ХОХОТ
К моему дню рождения Кислых передал мне маленькую открыточку, написанную рукой Евы.
Родной… Поздравляем… Желаем… Верим, что останешься всегда таким же честным и мужественным, каким мы тебя знаем и любим. Твои Ева, Лилешка.
Туман застилает глаза. Первая и последняя записка от Евы за время следствия. Это все, что она могла написать по исключительному разрешению следователя. Но как это много для меня – знать, что где-то на белом свете как минимум два сердца – большое и маленькое – бьются в унисон с моим.
– Гиля Израилевич, – начинает Кислых, – я хочу вам сказать очень неприятную для вас вещь. Ваша жена очень плохо себя ведет. Она отказывается давать показания, несмотря на то, что в ее действиях есть, по-видимому, состав преступления, и сейчас решается вопрос о привлечении ее к уголовной ответственности. Более вызывающе, чем она, ведет себя только Сима Каминская.
– Моя жена ничего не знает ни об организации, ни о самолете. В интересах ее же спокойствия и безопасности я не рассказывал ей ничего. Ей нечего вам сказать, даже если она начнет давать показания. Я ручаюсь за это, Геннадий Васильевич. – Как всегда в минуты сильного волнения чувствую, как жар заливает все тело и голос дрожит и пресекается.
– Вы в этом уверены, Гиля Израилевич?
– Да, уверен.
– Хотите поговорить по телефону с Евой?
– Да. Я ей скажу, чтобы она давала показания.
– Только это.
Мы долго не можем начать разговор от волнения. Наконец я заставляю свой голос подчиниться. Говорю, как мне кажется, спокойно, твердо, уверенно:
– Слушай, Ева, твой отказ давать показания не имеет никакого смысла. Ты можешь смело рассказать все, что ты знаешь, и с тебя будут сняты всякие подозрения. Ева, дай показания, ты никого не подведешь – следствие знает гораздо больше, чем ты.

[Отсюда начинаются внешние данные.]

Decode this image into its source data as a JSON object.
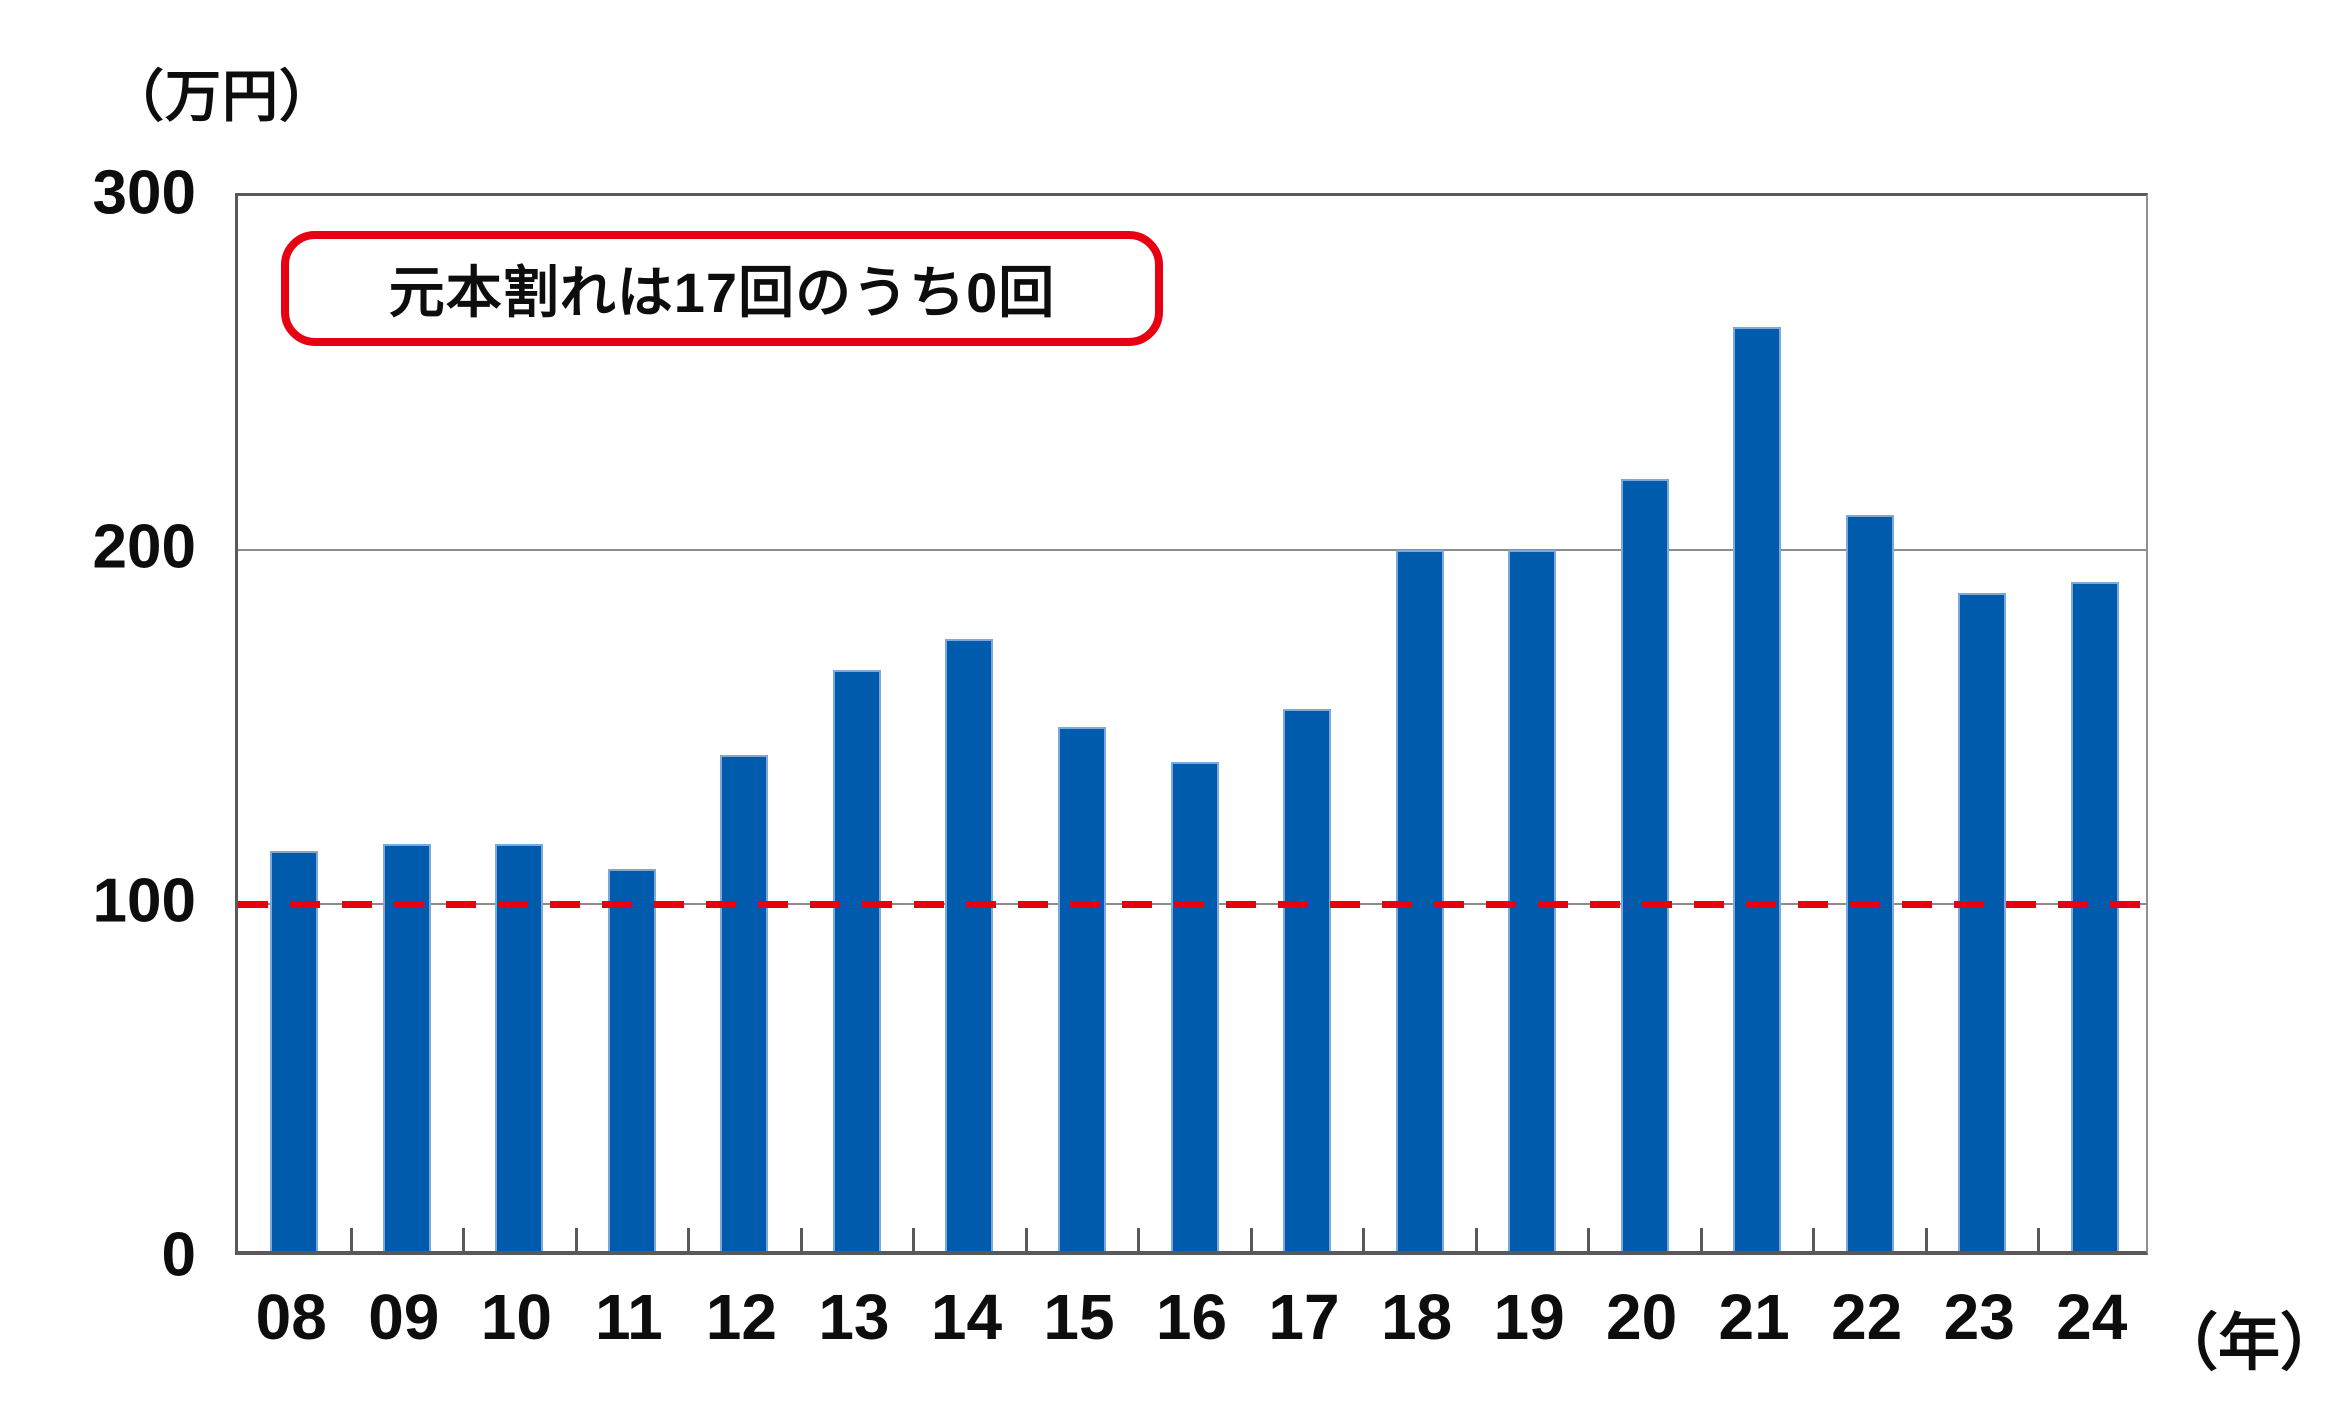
{
  "chart_data": {
    "type": "bar",
    "categories": [
      "08",
      "09",
      "10",
      "11",
      "12",
      "13",
      "14",
      "15",
      "16",
      "17",
      "18",
      "19",
      "20",
      "21",
      "22",
      "23",
      "24"
    ],
    "values": [
      113,
      115,
      115,
      108,
      140,
      164,
      173,
      148,
      138,
      153,
      198,
      198,
      218,
      261,
      208,
      186,
      189
    ],
    "title": "",
    "xlabel": "（年）",
    "ylabel": "（万円）",
    "ylim": [
      0,
      300
    ],
    "y_ticks": [
      0,
      100,
      200,
      300
    ],
    "gridline_values": [
      100,
      200
    ],
    "grid": true,
    "legend": "none",
    "bar_color": "#005bac",
    "bar_edge_color": "#7ca9da",
    "reference_line": {
      "value": 100,
      "style": "dashed",
      "color": "#e60012"
    },
    "annotation_text": "元本割れは17回のうち0回",
    "annotation_border_color": "#e60012"
  },
  "labels": {
    "y_unit": "（万円）",
    "x_unit": "（年）",
    "annotation": "元本割れは17回のうち0回"
  }
}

Ева с трудом дослушала меня, и тут же я услышал ее ответную скороговорку:
– Я ничего не знаю. И ты ничего не знаешь. Зачем ты наговариваешь на себя? Ты ничего не делал. Ты ни в чем не вино…

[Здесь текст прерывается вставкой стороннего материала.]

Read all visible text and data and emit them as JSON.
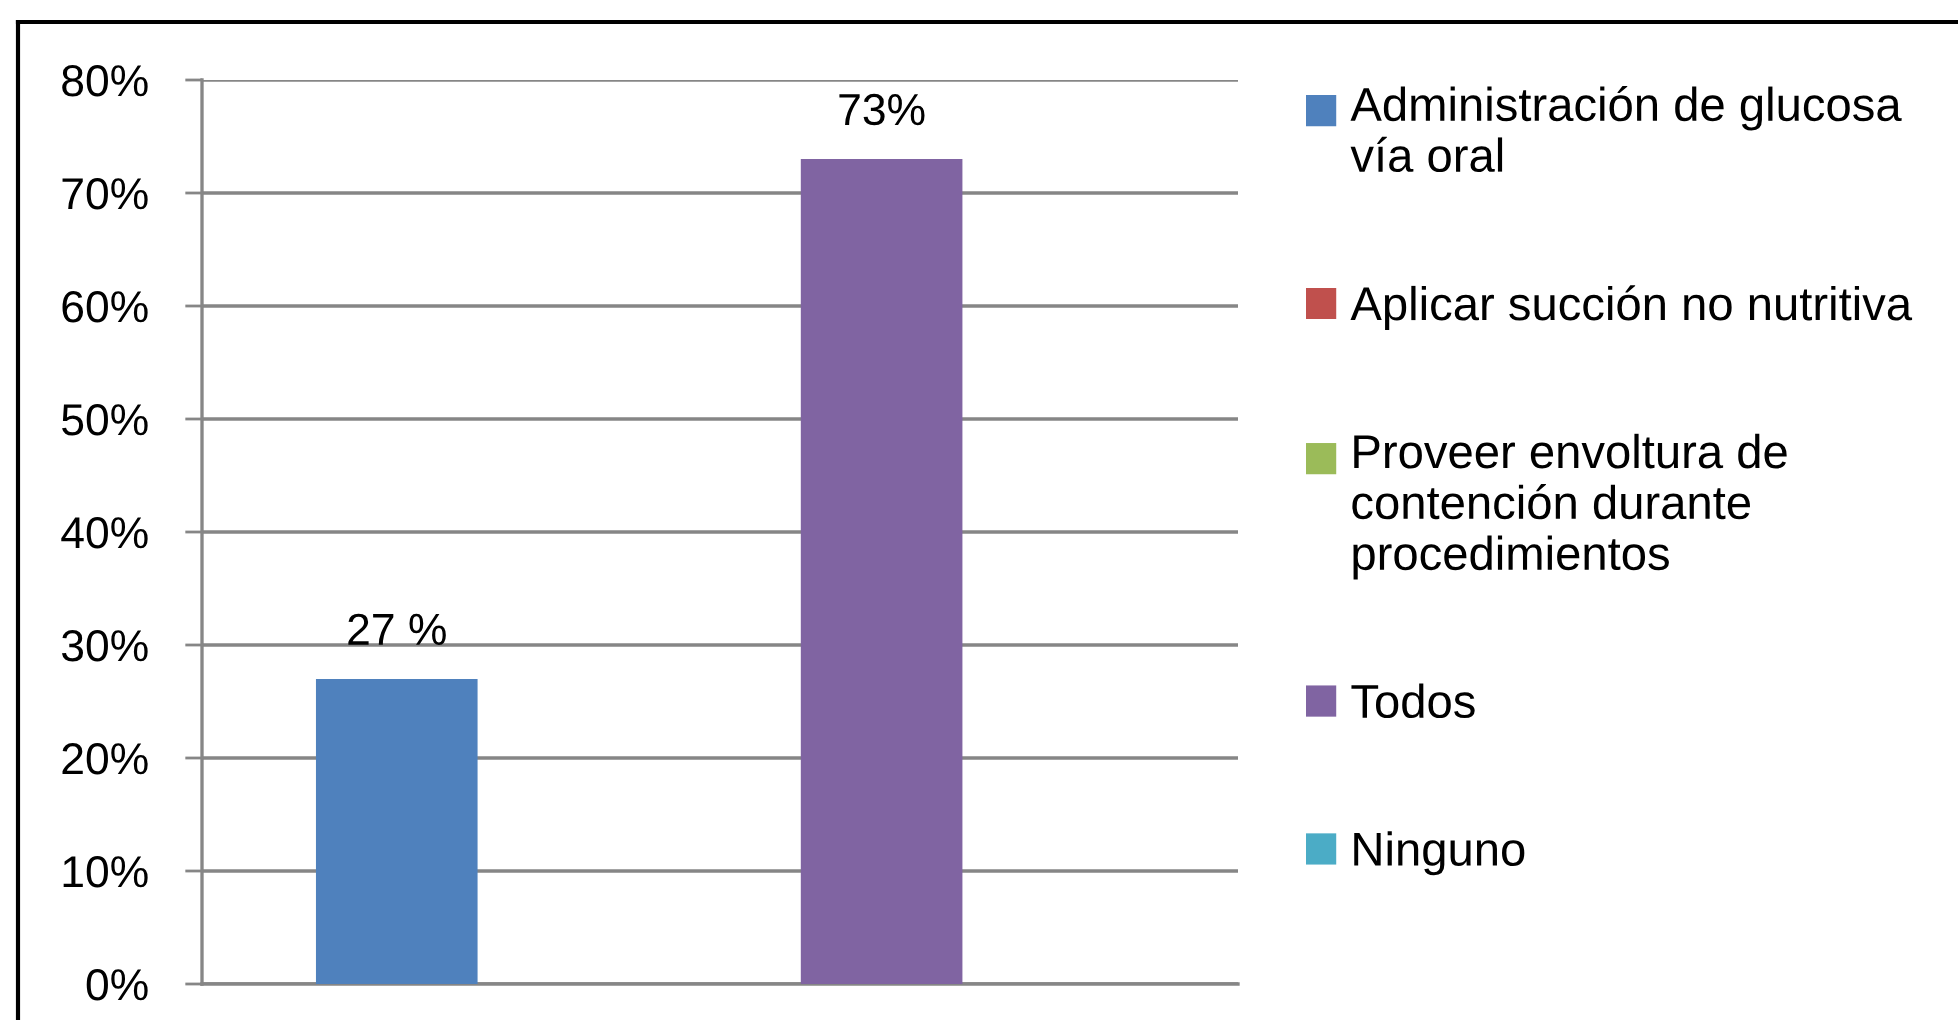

Удар по рычагу с той стороны прервал разговор. Видимо, она говорила из одного из соседних кабинетов, и ее следователь нашел, что дальнейший разговор не имеет смысла.
Я возвращался в камеру и думал, насколько арестованные и неарестованные живут в разных измерениях, и насколько трудно им понять друг друга, даже если они муж и жена.
* * *
Следствие закончено. Следователи спешат. На 15 декабря назначен процесс "самолетчиков", на 23 декабря назначен наш процесс, которому кто-то приклеил эпитет "околосамолетный". Судебное заседание будет закрытым. Нам предложено нанять адвокатов. Я отказываюсь, чтобы сохранить Еве деньги. Ценность адвоката в советском политическом процессе мне предельно ясна.
Но не тут-то было. Кто сказал, что советский суд не самый гуманный?… Как? Оставить советского гражданина без защиты? Нет, это вам не в Америке. Мне вежливо разъясняют, что я не имею права отказываться от защиты, даже если я сам юрист. Ибо по одной из инкриминируемых мне статей обвинения санкцией является высшая мера наказания – расстрел. Но если у меня нет денег, мне могут пойти навстречу и выделить адвоката за государственный счет.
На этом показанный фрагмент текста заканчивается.